The main issue is that the Bozeman Tweezer gives a listener very few holds to grasp on to in its rough terrain. The “Montana” excerpt that made it onto A Live One might be a tantalizing suggestion of atmosphere and patience, but in full context, it’s a rare island of coherence, setting up a brief fling with “I’m a Man” instead of a You Enjoy Myself from one week in the future. Before that segment, there are ten minutes of standard galloping Tweezer jam; if it had gone into the slowdown ending at 15 minutes, it’d be a perfectly fine 93/94 Tweeze. After the “I’m a Man” tease fades out, there’s still 22 minutes left to go, and I would challenge any Phish fan to hum a single melody from that long stretch.

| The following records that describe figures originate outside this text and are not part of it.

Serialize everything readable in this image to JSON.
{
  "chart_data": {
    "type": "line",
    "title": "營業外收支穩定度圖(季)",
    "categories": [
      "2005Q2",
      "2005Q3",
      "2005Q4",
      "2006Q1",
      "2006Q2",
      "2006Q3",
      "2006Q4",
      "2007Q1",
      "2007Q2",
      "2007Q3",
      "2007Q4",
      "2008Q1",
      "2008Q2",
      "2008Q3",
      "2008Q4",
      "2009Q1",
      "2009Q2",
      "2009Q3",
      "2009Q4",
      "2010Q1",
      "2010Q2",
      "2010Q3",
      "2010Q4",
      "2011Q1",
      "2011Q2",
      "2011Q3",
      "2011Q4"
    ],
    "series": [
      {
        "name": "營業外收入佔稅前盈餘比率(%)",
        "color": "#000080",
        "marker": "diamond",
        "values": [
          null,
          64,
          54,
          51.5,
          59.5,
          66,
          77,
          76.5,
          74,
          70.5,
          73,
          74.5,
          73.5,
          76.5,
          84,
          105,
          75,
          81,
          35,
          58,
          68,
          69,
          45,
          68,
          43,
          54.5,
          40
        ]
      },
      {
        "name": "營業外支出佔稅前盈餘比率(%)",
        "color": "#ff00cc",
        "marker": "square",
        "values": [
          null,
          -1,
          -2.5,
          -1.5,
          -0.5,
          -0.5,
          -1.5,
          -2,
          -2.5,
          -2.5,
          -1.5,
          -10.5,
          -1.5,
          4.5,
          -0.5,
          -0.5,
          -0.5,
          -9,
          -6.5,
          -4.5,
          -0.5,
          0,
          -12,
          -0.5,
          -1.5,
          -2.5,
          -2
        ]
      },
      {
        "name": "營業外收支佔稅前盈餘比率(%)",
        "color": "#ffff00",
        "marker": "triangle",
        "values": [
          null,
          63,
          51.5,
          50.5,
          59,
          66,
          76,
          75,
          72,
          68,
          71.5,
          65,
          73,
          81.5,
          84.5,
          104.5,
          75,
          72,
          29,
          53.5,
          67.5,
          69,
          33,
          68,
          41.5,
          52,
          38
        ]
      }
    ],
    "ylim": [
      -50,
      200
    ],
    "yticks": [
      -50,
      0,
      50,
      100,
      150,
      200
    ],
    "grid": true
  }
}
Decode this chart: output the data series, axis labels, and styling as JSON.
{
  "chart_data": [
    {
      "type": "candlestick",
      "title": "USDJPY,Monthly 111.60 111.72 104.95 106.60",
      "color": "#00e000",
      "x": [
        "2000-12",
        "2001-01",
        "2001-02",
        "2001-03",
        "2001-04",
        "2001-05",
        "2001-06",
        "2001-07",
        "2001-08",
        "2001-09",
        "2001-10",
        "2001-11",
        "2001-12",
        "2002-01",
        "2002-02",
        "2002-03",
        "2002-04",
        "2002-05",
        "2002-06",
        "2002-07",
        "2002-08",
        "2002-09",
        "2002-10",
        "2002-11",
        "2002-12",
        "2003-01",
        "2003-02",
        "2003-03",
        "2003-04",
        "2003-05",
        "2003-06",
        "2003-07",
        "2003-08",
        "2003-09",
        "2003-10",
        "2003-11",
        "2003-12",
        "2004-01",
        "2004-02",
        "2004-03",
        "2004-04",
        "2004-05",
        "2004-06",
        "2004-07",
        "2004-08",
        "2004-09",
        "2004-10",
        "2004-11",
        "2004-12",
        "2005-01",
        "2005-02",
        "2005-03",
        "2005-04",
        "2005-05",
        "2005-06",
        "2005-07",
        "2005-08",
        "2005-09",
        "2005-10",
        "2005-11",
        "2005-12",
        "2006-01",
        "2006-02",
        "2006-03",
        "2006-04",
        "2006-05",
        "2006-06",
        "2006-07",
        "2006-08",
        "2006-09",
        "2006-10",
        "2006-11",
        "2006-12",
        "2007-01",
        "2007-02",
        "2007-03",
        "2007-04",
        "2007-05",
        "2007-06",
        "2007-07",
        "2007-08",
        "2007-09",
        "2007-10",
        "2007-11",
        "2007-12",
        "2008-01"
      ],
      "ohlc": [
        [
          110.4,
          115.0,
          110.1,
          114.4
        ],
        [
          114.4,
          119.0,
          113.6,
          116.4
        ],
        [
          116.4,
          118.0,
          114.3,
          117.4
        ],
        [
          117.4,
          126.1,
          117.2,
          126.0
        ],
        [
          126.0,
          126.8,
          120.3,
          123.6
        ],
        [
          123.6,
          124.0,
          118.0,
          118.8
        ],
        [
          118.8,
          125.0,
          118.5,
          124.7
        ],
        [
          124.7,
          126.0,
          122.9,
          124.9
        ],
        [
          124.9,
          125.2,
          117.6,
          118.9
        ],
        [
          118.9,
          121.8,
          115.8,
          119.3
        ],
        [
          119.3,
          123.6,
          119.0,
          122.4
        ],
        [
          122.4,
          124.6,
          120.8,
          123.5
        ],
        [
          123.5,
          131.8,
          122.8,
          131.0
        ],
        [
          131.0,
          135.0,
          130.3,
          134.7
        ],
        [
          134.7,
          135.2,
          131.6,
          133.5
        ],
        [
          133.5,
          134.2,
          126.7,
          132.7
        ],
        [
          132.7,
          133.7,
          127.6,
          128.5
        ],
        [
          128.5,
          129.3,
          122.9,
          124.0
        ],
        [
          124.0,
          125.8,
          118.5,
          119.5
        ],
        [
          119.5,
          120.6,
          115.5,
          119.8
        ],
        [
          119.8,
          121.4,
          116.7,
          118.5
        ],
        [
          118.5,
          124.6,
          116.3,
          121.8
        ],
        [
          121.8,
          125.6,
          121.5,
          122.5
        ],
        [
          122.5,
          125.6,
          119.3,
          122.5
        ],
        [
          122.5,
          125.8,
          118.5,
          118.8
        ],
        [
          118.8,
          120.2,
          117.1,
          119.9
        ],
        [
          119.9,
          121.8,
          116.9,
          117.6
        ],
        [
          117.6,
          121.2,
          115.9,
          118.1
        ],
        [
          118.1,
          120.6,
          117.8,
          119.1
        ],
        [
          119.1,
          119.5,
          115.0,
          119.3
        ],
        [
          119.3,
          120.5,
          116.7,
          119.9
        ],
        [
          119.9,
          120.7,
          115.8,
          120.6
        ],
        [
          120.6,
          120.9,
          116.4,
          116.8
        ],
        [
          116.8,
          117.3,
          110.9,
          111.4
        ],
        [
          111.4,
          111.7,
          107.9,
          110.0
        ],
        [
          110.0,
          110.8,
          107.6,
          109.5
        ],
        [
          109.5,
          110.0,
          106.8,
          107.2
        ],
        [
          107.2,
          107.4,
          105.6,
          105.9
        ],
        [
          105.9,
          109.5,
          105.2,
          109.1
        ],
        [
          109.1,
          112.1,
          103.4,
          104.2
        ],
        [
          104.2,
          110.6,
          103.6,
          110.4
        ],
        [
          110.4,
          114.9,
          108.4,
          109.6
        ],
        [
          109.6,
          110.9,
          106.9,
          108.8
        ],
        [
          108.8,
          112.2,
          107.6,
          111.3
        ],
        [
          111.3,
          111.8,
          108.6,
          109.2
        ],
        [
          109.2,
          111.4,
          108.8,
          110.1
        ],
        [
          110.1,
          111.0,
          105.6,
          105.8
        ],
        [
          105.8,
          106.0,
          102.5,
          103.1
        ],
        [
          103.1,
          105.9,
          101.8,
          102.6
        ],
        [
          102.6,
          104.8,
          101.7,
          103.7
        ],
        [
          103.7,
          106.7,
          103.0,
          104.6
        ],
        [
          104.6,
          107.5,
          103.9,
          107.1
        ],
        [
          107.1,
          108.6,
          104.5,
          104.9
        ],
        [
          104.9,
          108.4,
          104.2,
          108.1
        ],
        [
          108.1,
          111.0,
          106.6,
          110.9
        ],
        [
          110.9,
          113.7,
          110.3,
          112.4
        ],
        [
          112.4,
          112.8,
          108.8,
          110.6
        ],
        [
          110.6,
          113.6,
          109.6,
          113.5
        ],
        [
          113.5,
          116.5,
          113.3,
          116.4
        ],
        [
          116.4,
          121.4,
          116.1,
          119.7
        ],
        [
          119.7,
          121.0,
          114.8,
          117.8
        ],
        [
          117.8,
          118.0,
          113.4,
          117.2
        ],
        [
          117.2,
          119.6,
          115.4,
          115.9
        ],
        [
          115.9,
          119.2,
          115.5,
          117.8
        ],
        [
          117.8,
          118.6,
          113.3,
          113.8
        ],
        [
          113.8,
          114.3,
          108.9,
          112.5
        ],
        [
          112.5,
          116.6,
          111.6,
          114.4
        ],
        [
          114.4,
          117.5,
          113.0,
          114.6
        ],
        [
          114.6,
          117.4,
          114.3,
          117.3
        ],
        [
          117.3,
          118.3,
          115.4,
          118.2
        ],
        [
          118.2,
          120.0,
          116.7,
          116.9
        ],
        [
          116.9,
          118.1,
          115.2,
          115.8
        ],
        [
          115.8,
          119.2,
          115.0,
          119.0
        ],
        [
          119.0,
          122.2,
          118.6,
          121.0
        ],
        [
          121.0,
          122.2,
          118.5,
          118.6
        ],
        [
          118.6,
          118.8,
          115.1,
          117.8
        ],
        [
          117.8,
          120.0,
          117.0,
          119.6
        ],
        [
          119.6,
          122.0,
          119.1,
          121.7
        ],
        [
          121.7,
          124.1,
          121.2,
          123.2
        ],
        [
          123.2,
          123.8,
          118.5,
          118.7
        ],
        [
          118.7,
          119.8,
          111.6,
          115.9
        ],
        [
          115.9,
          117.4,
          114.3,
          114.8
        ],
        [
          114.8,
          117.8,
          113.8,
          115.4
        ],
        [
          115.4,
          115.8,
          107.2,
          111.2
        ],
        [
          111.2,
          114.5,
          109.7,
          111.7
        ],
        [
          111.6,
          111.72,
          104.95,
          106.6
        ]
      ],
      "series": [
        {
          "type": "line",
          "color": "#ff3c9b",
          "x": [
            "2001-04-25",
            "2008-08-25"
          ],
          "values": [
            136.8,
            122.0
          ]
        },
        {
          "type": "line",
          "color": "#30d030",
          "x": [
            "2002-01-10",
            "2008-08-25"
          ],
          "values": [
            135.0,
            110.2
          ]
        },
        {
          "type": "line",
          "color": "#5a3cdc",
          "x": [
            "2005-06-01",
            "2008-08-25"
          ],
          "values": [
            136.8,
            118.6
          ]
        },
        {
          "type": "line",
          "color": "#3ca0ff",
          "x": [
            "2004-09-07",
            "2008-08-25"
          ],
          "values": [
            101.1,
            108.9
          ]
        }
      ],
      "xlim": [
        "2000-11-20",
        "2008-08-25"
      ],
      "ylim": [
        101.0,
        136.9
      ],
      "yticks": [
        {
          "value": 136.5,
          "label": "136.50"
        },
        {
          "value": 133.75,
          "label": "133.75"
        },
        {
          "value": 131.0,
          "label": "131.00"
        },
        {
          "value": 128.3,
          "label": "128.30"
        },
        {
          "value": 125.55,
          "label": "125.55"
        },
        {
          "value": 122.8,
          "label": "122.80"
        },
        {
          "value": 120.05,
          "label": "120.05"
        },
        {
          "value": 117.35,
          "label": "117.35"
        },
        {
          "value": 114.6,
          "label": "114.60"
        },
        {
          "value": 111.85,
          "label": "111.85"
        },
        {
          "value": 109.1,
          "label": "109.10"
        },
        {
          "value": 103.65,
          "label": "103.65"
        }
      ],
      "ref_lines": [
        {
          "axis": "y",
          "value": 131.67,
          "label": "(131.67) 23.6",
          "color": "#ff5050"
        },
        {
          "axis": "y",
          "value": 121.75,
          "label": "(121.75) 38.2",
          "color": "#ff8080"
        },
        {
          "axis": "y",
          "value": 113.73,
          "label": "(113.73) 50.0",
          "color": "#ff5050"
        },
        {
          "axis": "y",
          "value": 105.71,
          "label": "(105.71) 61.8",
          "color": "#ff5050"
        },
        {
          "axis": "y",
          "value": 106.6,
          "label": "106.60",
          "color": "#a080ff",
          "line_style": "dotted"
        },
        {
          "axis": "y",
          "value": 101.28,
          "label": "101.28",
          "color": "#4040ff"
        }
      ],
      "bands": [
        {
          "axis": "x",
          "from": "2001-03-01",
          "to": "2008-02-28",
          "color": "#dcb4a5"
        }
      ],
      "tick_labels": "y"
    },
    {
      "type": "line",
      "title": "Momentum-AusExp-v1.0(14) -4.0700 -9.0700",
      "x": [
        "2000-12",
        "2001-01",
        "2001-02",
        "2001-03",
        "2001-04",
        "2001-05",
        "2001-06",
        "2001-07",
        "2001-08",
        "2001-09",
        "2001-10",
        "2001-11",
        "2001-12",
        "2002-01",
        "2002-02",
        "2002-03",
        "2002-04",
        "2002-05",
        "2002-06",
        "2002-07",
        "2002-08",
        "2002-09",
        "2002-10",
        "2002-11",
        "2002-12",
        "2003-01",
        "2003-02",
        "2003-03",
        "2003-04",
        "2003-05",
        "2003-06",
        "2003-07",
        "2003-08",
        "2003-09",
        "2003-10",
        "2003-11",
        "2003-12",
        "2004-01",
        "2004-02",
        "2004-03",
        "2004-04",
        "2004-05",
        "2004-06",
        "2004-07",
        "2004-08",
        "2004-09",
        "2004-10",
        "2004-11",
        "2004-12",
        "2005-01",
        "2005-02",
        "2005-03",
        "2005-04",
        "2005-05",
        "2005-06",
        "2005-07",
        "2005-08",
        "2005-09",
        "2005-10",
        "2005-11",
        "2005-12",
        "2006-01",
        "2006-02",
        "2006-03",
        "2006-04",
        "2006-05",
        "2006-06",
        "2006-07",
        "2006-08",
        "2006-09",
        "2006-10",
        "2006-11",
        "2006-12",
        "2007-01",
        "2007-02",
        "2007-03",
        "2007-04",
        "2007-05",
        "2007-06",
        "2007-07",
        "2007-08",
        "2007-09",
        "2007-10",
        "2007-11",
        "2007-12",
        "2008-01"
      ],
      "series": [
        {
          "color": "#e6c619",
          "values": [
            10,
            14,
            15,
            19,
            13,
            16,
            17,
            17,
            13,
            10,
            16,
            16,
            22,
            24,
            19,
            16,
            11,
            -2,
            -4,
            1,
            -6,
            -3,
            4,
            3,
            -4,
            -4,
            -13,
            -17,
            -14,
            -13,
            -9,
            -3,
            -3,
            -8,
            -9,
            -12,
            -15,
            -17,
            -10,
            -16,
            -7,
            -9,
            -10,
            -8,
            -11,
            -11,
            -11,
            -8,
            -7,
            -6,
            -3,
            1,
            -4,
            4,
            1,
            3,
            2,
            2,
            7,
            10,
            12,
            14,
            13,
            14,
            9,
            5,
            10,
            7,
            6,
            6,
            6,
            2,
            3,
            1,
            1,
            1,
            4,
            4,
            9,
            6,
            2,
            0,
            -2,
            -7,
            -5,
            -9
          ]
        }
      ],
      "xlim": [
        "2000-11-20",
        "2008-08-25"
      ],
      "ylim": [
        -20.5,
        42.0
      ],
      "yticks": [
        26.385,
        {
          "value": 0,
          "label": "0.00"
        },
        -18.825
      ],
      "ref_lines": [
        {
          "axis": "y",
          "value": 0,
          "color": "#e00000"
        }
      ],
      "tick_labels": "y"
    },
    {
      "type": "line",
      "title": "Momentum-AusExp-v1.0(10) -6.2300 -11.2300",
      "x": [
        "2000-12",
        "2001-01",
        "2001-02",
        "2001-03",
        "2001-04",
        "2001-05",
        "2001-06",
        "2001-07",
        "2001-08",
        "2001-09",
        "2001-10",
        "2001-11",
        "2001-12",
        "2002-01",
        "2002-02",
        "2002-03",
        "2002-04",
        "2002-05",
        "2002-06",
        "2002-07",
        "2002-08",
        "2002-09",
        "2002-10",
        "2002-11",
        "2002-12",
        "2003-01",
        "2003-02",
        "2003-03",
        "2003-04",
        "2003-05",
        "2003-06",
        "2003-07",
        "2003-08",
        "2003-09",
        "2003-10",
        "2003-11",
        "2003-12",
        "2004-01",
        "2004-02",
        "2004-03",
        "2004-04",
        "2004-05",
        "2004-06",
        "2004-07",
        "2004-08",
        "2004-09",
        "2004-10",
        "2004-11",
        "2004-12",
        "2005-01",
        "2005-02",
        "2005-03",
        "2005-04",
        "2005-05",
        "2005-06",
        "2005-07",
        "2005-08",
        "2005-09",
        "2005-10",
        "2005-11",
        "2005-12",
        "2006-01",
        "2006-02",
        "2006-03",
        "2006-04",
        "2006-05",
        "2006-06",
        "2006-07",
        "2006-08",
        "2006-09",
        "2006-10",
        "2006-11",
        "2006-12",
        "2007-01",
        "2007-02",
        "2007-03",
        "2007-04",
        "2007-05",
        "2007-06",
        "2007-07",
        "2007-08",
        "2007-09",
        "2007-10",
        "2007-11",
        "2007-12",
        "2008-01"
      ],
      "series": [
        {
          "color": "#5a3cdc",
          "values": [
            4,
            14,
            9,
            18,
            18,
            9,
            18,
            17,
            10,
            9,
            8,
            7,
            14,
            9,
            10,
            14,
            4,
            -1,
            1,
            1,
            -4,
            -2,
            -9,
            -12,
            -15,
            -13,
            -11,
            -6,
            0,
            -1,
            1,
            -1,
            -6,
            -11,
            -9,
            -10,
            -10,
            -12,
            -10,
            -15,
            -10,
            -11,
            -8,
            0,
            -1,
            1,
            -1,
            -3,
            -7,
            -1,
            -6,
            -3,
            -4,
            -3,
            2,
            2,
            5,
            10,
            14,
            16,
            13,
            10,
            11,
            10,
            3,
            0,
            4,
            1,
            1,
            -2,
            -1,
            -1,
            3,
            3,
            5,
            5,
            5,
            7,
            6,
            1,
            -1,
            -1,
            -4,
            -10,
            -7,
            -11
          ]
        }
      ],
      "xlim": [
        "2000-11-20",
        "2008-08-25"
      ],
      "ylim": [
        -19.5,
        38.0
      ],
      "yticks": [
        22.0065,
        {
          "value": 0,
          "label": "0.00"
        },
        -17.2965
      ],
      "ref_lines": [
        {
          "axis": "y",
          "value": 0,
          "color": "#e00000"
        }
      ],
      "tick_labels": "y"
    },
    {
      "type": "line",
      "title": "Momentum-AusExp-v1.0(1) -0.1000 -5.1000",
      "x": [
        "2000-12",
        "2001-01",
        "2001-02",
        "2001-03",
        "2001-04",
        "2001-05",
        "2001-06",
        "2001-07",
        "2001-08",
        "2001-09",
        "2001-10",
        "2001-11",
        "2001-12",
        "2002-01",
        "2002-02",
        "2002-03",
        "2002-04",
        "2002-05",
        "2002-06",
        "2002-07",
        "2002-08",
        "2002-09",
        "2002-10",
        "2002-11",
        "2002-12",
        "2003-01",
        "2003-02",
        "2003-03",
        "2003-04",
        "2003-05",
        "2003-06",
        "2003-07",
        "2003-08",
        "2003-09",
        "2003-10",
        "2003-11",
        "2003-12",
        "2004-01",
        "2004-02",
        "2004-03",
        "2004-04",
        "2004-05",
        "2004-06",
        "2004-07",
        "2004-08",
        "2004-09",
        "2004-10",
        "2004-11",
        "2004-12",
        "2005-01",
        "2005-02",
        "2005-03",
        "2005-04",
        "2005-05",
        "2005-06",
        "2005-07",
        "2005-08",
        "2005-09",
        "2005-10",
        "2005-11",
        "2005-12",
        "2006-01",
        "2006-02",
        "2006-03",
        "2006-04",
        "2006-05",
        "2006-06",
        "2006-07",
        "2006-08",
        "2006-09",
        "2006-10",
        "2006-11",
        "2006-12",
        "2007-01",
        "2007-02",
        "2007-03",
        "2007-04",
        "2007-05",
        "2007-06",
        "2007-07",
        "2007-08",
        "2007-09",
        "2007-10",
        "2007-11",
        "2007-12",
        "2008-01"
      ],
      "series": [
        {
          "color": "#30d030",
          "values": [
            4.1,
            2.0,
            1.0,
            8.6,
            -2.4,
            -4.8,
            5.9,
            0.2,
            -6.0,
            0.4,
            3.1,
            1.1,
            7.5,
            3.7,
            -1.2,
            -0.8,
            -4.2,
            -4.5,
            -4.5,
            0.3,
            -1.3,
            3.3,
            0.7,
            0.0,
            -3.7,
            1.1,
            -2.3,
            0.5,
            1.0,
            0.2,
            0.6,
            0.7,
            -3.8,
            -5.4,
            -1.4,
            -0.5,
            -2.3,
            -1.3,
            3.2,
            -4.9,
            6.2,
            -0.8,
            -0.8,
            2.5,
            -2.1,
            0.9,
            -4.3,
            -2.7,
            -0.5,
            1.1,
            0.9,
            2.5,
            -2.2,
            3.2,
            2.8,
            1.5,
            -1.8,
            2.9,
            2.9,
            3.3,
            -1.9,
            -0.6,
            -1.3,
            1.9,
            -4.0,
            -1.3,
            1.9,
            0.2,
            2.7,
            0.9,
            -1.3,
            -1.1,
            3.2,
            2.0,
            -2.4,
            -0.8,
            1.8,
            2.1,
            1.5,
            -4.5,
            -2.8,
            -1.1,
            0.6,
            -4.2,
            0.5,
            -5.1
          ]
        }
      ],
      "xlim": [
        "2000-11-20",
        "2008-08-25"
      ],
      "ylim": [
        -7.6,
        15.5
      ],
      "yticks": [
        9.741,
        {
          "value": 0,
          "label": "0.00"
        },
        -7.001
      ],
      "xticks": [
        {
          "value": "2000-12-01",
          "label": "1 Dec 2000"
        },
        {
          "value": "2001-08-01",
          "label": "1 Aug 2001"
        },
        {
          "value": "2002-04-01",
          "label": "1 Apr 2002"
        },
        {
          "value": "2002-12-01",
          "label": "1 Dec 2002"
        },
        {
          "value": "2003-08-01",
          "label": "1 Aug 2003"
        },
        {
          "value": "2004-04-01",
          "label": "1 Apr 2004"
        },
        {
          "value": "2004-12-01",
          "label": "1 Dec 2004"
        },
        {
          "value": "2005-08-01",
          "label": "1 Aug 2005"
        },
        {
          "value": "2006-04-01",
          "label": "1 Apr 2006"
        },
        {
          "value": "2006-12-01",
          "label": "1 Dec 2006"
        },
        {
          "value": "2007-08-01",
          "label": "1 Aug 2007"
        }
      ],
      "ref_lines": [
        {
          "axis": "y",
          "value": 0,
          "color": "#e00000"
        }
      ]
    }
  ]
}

Don’t get me wrong, I love spacey, minimal Phish. I particularly adore a digital delay loop jam, which plays the same recalibrating role in this jam that the vacuum segment played in 11/26’s Bowie. But here the rest of the band can’t quite find their position in and around the Trey loops — a challenge that would take them a few more years to master — and it knocks the rest of the jam off course. In the back half of the jam, there are times when only one or two band members are audible, like the stretches of Big Cypress when half the band took a Porta-Potty break. In the 30s, it becomes almost like a soundcheck jam, in the most procedural sense: a Page solo, a Mike solo, Trey strumming some chords, check 1, 2.
For all its faults, the Bozeman Tweezer was inevitable. If the improvisational style of the month was “choose the less obvious path, and cross your fingers it works out,” there was eventually going to be an attempt when they kept hitting dead ends. You can’t blame them for trying: If the 36-minute voyage last time out was a success — and it was, to ears both then and now — why not push it even farther until you find the breaking point? But the Bozeman Tweezer never reaches a satisfying resolution like the euphoric final stretch of the 11/26 Bowie, which arrived at truly original Phish jamming after its weird phase. Instead, after a long cycle chasing a eureka moment, tonight’s jam reaches for the predictable lifeline of the Tweezer riff, does the Tweeprise build in a different key, and ends in the traditional fashion (albeit with one more cool Trey loop).
It sure seems like the band themselves felt they took it too far in Bozeman; once they hit the West Coast, the long jams of November are reined back in to a more reasonable twentysomething minutes, at most. Phish, wisely, will table the extended improv until Summer 1995, when they have some new tricks to sustain those long passages. The Bozeman Tweezer sets the template for those tape-side-filling excursions, and sketches out the spacier (in both cosmic and density senses) style of the late 90s. But judged in Montana-style isolation, it’s an experiment that doesn’t pay off.